The stories of appalling abuse of children in industrial schools that became the explosive States of Fear series were not the classic stuff of investigative journalism, in that they were not secret. The institutions in which the abuse occurred were not hidden: they loomed over many Irish towns. About 170,000 children had been through those institutions, and almost all of them had experienced or witnessed systematic cruelty.
So much has gone wrong at RTÉ and the BBC in trying to tell stories of child abuse that States of Fear and Cardinal Secrets, the two key documentaries on abuse and cover-up within the Irish Catholic Church, now seem even more remarkable in their clarity, precision and unimpeachable accuracy.
What is more remarkable still is that this exemplary professionalism was at the service of the simple, instinctive emotions of compassion for people.
These were personal, not just professional, qualities. Mary Raftery was a very private person, but she spoke once about her memory of being a very little girl, jumping off the stairs at home into her father’s arms. She would go up another step higher and jump again, completely sure that he would be there to catch her. It was an image of what every child should have: the confidence that comes from unquestioning trust.

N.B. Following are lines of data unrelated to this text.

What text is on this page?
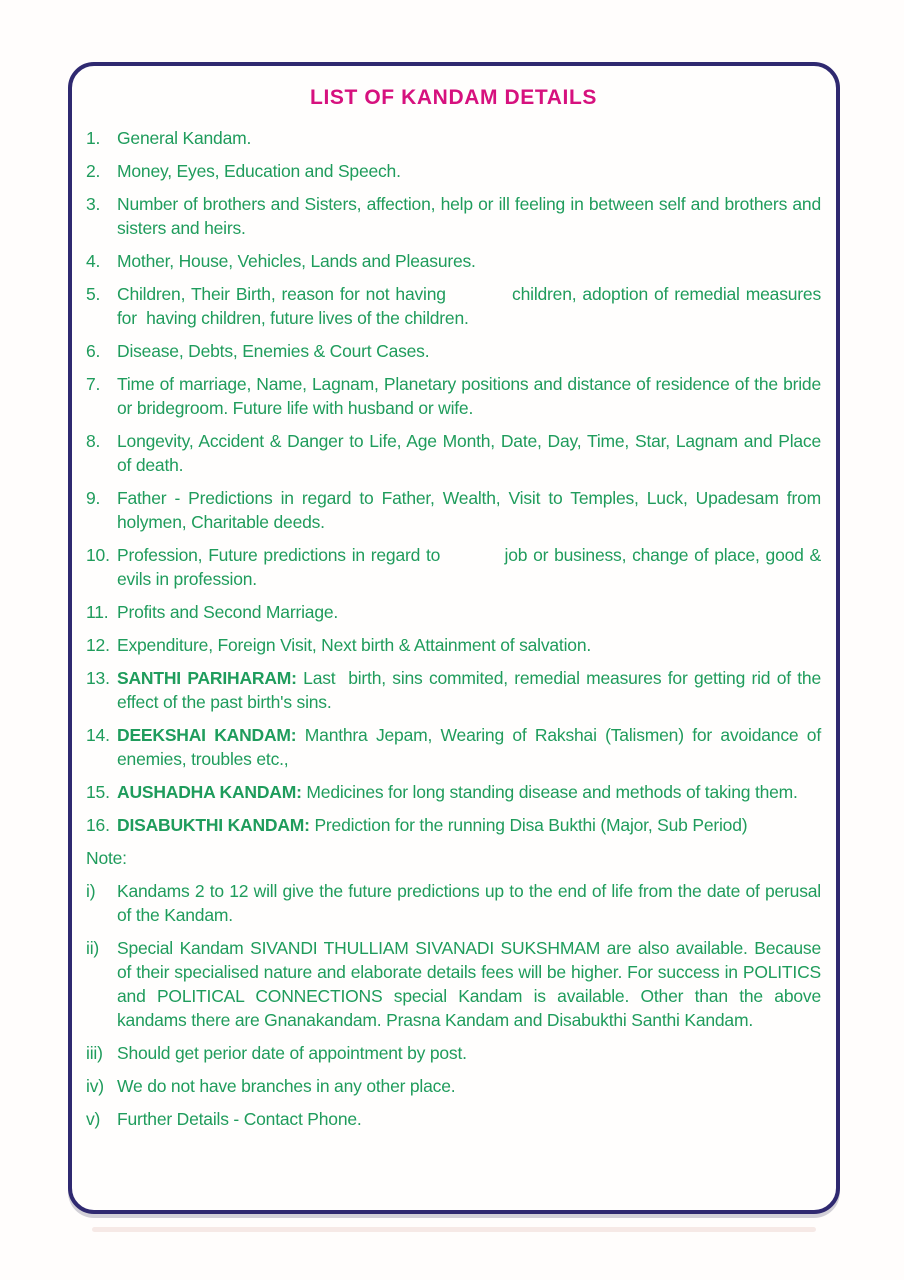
LIST OF KANDAM DETAILS
1. General Kandam.
2. Money, Eyes, Education and Speech.
3. Number of brothers and Sisters, affection, help or ill feeling in between self and brothers and sisters and heirs.
4. Mother, House, Vehicles, Lands and Pleasures.
5. Children, Their Birth, reason for not having           children, adoption of remedial measures for  having children, future lives of the children.
6. Disease, Debts, Enemies & Court Cases.
7. Time of marriage, Name, Lagnam, Planetary positions and distance of residence of the bride or bridegroom. Future life with husband or wife.
8. Longevity, Accident & Danger to Life, Age Month, Date, Day, Time, Star, Lagnam and Place of death.
9. Father - Predictions in regard to Father, Wealth, Visit to Temples, Luck, Upadesam from holymen, Charitable deeds.
10. Profession, Future predictions in regard to           job or business, change of place, good & evils in profession.
11. Profits and Second Marriage.
12. Expenditure, Foreign Visit, Next birth & Attainment of salvation.
13. SANTHI PARIHARAM: Last  birth, sins commited, remedial measures for getting rid of the effect of the past birth's sins.
14. DEEKSHAI KANDAM: Manthra Jepam, Wearing of Rakshai (Talismen) for avoidance of enemies, troubles etc.,
15. AUSHADHA KANDAM: Medicines for long standing disease and methods of taking them.
16. DISABUKTHI KANDAM: Prediction for the running Disa Bukthi (Major, Sub Period)
Note:
i) Kandams 2 to 12 will give the future predictions up to the end of life from the date of perusal of the Kandam.
ii) Special Kandam SIVANDI THULLIAM SIVANADI SUKSHMAM are also available. Because of their specialised nature and elaborate details fees will be higher. For success in POLITICS and POLITICAL CONNECTIONS special Kandam is available. Other than the above kandams there are Gnanakandam. Prasna Kandam and Disabukthi Santhi Kandam.
iii) Should get perior date of appointment by post.
iv) We do not have branches in any other place.
v) Further Details - Contact Phone.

One might speculate that this memory drove her on, that because she had emerged from her own childhood armoured with this confidence and comfort, she could not abide the thought of such trust being abused and betrayed.
What made this impulse so potent was Mary Raftery’s unique mix of steeliness and tact. She was uncompromising in her attitude to those who had abused power but extremely sensitive to the dignity of those who had been abused.
That kindness is everywhere in a new collection of columns, written for The Irish Times between 2003 and 2007. Almost of all of them are about matters of public policy – official decisions or systems or sometimes simply official ignorance and neglect – or of corporate or institutional irresponsibility.
What makes the columns so compelling, long after the original occasion for their publication has passed, is that their touchstones are not statistics or abstractions but deep human emotions and impulses: sadness, grief, memory, oblivion, justice.
The standard by which everything is measured in Mary Raftery’s columns is the way it affects so-called ordinary lives, especially those at the bottom of the heap: the disabled man in the sheltered workshop, the prisoner in vile conditions, the child at the mercy of a chaotic care system, the person with a mental illness stuck in a Dickensian hospital.
The columns cast an acutely sceptical eye on the values of the time, not least as expressed in The Irish Times itself (and reprinted on this page, right): “In a fashion article in this newspaper a few weeks ago featuring charity ball organisers, one said that her ideal charity event is Elton John’s, with its concept of wearing as many diamonds as possible. Another spoke of the downside of € 2,000 designer gowns – once you wear them to a ball, it’s very hard to wear them again to another event. She assured us, however, that she does get two to three years out of an Armani outfit.”
These vignettes have a certain rueful humour now, but they remind us that there are many different ways in which a society can lie to itself.
Dangerous ignorance can be created by overly mighty churches or overly greedy secular elites. It can manifest itself in unspeakable darkness or in crass glamour. But, whatever form it takes, it has seldom had a more potent enemy than Mary Raftery.